Both of Hong Kong’s electricity suppliers have raised their prices, with the company supplying power to the southern side of the city increasing the per unit charge to HK$2 (25 US cents), a nearly 5 per cent jump.
CLP Power and HK Electric on Monday said they would raise their fuel surcharges by 1.29 per cent and 4.73 per cent to 62.8 HK cents and 86.4 HK cents per unit, respectively, starting in March, just three months after they increased the net tariff rate for the year.
The rises will push the overall tariff rates for residents living in Kowloon and New Territories to about HK$1.55 and those living on Hong Kong Island to around HK$2 per kilowatt-hour.
Government statistics show that a three-member family household on average consumes 411kWh of electricity a month. The average household customers of CLP Power will see their bills increase by HK$5.70 to HK$536.29, up from HK$530.51, per month.
Meanwhile, there will be rise of HK$16.02 rise for the average household customers of HK Electric, from HK$690.41 to HK$706.43.
“The adjustment has been made based on the data of the previous quarter, so it has lagged [behind the real-time fuel prices],” CLP Power’s managing director Chiang Tung-keung on Monday said.
But with the recent drop in oil and coal prices, Chiang added that he believed the fuel cost surcharge could be lowered in the coming months if the downward trend continued.
He also revealed that the power company would continue to procure cheaper fuel, enhance the efficiency of power generators and increase the use of renewable energy and natural gas.
“The current base rate has remained unchanged for three years, and CLP Power will continue to control the costs,” he said.
The increment came as the electricity supplier on Monday revealed a major setback in its revenue performance last year, with an 89.1 per cent drop to HK$924 million. CLP Power attributed that to a HK$2.937 billion loss in its Australian business.
Hong Kong Electric has yet to announce its results.
CLP Power is the larger of the two electricity companies in the city, covering 80 per cent of the city’s 7.4 million population. It supplies energy to Kowloon, the New Territories and most of the city’s outlying islands.
HK Electric, meanwhile, operates on Hong Kong and Lamma islands.
The electricity price in Hong Kong comprises three parts: a base rate, a fuel cost surcharge and a rebate.
The base rate refers to the electricity company’s operating expenses, basic fuel costs and profits, while the fuel cost charge is the reimbursement for the fuel they have bought.
According to the firms, the fuel cost adjustment, based on the difference between forecast and actual prices, may increase or decrease households’ electricity bills. It is updated every month to reflect the latest fuel price changes.

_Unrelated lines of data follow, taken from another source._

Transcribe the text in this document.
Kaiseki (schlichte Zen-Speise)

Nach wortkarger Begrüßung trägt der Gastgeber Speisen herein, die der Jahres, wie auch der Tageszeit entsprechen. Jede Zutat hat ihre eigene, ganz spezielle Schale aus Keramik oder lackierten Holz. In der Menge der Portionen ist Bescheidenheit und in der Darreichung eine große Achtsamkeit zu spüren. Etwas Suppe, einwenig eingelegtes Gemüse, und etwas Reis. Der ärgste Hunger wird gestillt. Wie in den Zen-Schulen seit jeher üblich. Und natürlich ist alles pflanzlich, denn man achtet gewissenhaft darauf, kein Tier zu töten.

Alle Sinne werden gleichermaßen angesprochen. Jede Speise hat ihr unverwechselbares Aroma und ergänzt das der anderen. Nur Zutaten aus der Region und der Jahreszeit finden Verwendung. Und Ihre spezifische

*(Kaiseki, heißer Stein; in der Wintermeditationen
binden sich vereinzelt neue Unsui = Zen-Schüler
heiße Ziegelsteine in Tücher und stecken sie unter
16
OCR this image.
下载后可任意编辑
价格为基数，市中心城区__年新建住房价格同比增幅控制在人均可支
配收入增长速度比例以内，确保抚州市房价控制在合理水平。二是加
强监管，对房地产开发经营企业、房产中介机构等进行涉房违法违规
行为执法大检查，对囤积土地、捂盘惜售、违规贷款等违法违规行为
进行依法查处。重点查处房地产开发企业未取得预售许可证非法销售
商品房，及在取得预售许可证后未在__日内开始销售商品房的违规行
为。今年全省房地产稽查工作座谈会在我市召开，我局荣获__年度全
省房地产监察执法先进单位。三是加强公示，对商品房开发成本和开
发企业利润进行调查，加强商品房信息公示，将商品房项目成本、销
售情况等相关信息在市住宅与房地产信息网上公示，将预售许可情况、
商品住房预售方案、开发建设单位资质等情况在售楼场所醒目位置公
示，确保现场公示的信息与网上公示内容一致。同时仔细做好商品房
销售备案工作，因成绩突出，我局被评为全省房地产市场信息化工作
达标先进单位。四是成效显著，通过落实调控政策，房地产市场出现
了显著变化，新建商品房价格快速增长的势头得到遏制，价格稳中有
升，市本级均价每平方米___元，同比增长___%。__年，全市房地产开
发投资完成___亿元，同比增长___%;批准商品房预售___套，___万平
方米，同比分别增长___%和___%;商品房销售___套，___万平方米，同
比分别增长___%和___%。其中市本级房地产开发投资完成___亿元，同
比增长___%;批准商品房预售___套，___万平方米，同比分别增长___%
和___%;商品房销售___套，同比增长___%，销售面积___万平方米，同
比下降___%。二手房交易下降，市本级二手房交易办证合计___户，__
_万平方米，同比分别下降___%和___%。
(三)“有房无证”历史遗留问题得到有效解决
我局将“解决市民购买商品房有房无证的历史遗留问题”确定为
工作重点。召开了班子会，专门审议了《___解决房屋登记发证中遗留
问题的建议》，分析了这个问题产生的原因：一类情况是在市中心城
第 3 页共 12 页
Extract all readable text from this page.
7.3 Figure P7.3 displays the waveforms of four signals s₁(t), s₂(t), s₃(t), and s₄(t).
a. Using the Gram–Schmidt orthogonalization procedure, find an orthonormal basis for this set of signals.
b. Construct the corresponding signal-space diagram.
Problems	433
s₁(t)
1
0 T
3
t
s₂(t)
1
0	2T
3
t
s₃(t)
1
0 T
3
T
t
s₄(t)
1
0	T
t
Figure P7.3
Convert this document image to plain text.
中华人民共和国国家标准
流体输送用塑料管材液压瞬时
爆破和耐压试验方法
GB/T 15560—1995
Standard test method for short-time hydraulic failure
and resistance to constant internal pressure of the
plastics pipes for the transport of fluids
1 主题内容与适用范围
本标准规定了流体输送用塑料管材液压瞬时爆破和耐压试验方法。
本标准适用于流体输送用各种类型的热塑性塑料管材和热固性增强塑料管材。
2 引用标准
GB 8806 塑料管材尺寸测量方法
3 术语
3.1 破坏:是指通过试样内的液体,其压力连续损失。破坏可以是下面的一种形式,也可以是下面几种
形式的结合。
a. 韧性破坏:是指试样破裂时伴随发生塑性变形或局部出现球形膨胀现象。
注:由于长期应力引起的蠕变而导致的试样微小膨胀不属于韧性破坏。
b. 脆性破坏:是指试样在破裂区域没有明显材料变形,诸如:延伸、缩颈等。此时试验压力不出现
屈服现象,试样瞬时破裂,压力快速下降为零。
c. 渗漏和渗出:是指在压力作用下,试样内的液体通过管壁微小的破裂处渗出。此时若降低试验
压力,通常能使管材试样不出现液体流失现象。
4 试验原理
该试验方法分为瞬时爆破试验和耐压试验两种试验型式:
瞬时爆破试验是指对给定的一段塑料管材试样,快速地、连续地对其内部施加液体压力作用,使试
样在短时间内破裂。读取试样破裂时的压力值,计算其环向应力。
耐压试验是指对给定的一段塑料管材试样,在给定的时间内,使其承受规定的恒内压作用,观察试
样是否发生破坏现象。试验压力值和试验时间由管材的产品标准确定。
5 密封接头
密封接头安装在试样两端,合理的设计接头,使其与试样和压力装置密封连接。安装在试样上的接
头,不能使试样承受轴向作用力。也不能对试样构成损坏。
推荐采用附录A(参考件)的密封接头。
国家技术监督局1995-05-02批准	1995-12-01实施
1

This January, the two electricity companies raised tariffs by as much as 6.4 per cent. The single-digit increases, however, did not give a complete picture of the changing fees, as residents would be paying CLP Power 19.8 per cent more and HK Electric an additional 45.6 per cent a year after taking into account the steady rise in fuel clause charges.
In his annual budget last week, Financial Secretary Paul Chan Mo-po said he would grant a HK$1,000 monthly electricity charge relief to 2.9 million households and extend the current HK$50 measure to the end of 2025.
Lawmaker Scott Leung Man-kwong of Kowloon West New Dynamic said the increase was not satisfactory, adding it would heap further pressure on low-income families and those living in subdivided flats.
“Electricity is a necessity, and residents can’t just swap power suppliers,” he said. “The temperatures are still tolerable right now. The weather is still cool. But imagine during summer: air conditioning is essential to people and consumes energy.”
Leung suggested that the government set up a mechanism to stabilise the prices of utilities and public transport.